6.- O DL nº 34/2008 de 26/2, que aprovou o RCP e revogou a isenção de taxas de justiça e custas processuais constante do art. 10.º/3 da Lei nº19/2003, sendo um diploma do Governo, não respeitou a reserva absoluta de competência legislativa da Assembleia da República sobre as “associações e partidos políticos” (cf art. 164.º/alínea h) da CRP), padecendo nessa medida de inconstitucionalidade formal orgânica.

7.- Mantém-se em vigor o art. 10 nº3 da Lei nº 19/2003, de 20/06, nos termos do qual os partidos políticos beneficiam de isenção de taxas de justiça e de custas judiciais.

Decisão Texto Integral:









Acordam na 1.ª Secção Cível do Tribunal da Relação de Coimbra:

I – Relatório

S (…), Lda., com sede em (...) , A (...) , intentou requerimento de injunção contra o Partido (…) com sede na (…), em B (...) , pedindo que fosse conferida força executiva a requerimento destinado a exigir o pagamento da quantia de € 8.206,19, sendo € 7.670,27 de capital, € 333,92 de juros de mora, € 100,00 de outras quantias e € 102,00 de taxa de justiça.

Alegou, em resumo, ter prestado, a solicitação da concelhia partidária de A (...) , serviços de serralharia civil para o requerido, no âmbito da campanha eleitoral para as eleições autárquicas de 2017; e que o valor de tais serviços terá ascendido a € 11.207,76, tendo-lhe sido pagos € 3.537,49 e encontrando-se em dívida o montante de € 7.670,27, montante de que emitiu factura em 28/02/2018, que enviou ao requerido, razão por que peticiona juros moratórios (e € 100, 00 “a título de despesas administrativas e outras despesas suportadas com a cobrança da presente dívida”).

O requerido contestou.

Alegou/confirmou que concorreu às eleições autárquicas de 01/10/2017 em A (...) , tendo apresentado como candidato à Câmara D (…) e como mandatário financeiro C (…)os quais constituíam a estrutura local da campanha e que, por isso, nos termos do art. 22.º da Lei 19/2003 (Lei de Financiamento dos Partidos Políticos e das Campanhas Eleitorais), eram os responsáveis pela elaboração e apresentação das respectivas contas de campanha; sendo “o orçamento da receita e da despesa elaborado e aceite pela estrutura local de campanha de A (...) , entregue pela Sede Nacional do P (…) à Entidade das Contas e Financiamentos Políticos no valor de € 19.791,74[1]; e sendo “todas as adjudicações relativas a despesas de bens e serviços realizadas directamente pela estrutura local de campanha referida, que acordou os respectivos valores directamente com os fornecedores desses bens e serviços, negociando quantidades, preços, prazos de pagamento e demais condições comerciais, sem que disso o Partido (…) tivesse tido conhecimento”[2].

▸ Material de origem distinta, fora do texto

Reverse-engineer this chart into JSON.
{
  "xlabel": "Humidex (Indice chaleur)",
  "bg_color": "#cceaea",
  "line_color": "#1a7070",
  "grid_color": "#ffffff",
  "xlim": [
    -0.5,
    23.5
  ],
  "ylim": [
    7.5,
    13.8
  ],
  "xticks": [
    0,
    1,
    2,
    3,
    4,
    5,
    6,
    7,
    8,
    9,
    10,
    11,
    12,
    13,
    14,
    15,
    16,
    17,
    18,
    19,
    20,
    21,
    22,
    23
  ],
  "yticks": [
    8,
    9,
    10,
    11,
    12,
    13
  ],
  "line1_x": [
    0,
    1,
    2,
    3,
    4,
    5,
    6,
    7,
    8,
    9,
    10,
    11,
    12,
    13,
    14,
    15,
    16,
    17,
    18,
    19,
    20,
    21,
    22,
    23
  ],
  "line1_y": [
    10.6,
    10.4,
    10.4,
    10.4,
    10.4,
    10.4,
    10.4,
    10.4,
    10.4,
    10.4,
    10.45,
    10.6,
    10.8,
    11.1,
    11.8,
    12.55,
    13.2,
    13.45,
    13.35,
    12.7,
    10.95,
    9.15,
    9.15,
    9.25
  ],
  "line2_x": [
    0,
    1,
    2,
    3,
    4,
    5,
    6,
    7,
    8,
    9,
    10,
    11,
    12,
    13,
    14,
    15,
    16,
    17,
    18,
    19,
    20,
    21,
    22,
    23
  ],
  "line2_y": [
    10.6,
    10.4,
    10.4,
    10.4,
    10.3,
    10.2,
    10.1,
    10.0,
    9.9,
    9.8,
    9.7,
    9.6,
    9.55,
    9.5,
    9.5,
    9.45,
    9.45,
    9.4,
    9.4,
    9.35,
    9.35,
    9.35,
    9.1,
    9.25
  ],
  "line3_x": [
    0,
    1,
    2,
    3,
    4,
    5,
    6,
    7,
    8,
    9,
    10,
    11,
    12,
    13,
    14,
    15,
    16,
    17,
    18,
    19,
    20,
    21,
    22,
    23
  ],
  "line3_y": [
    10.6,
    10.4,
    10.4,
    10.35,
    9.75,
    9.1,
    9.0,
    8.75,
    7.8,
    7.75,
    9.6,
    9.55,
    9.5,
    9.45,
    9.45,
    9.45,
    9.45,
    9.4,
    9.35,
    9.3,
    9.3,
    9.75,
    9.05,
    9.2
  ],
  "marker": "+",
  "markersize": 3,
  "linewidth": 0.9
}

Assim, após a campanha eleitoral, apresentadas as contas pelo referido mandatário financeiro, o requerido pagou as despesas/facturas constantes da respectiva contabilidade, tendo pago à requerente o montante de € 3.537,49.

No que diz respeito à factura cujo pagamento é pedido na injunção, “desconhece por completo a que se refere a referida factura[3], sendo que tal factura “não se encontra na contabilidade de campanha, nem poderia porque foi emitida muito depois de 01/10/2017”[4], razão pela qual, sendo tal factura de 28/02/2018, “o Partido (…) constata que a referida candidatura contratou eventualmente serviços após a data da eleição, serviços esses que não tiveram benefício eleitoral dado que foram prestados depois das eleições de 01/10/2017”[5].

Assim, concluiu, terão sido o D (…) e C (…)  a contratar, “por sua conta e risco, serviços que não podem ser imputados ao P(…), que os desconhece em absoluto e rejeita[6]; sendo que o “P (…) só pode responder por dívida contraída na campanha e que tenha autorizado, encontrando-se a mesma a coberto do orçamento ou da subvenção, se maior que o orçamento, deduzida dos 10% de custos centrais, o que não é o caso do valor reclamado nesta factura mencionada na injunção[7].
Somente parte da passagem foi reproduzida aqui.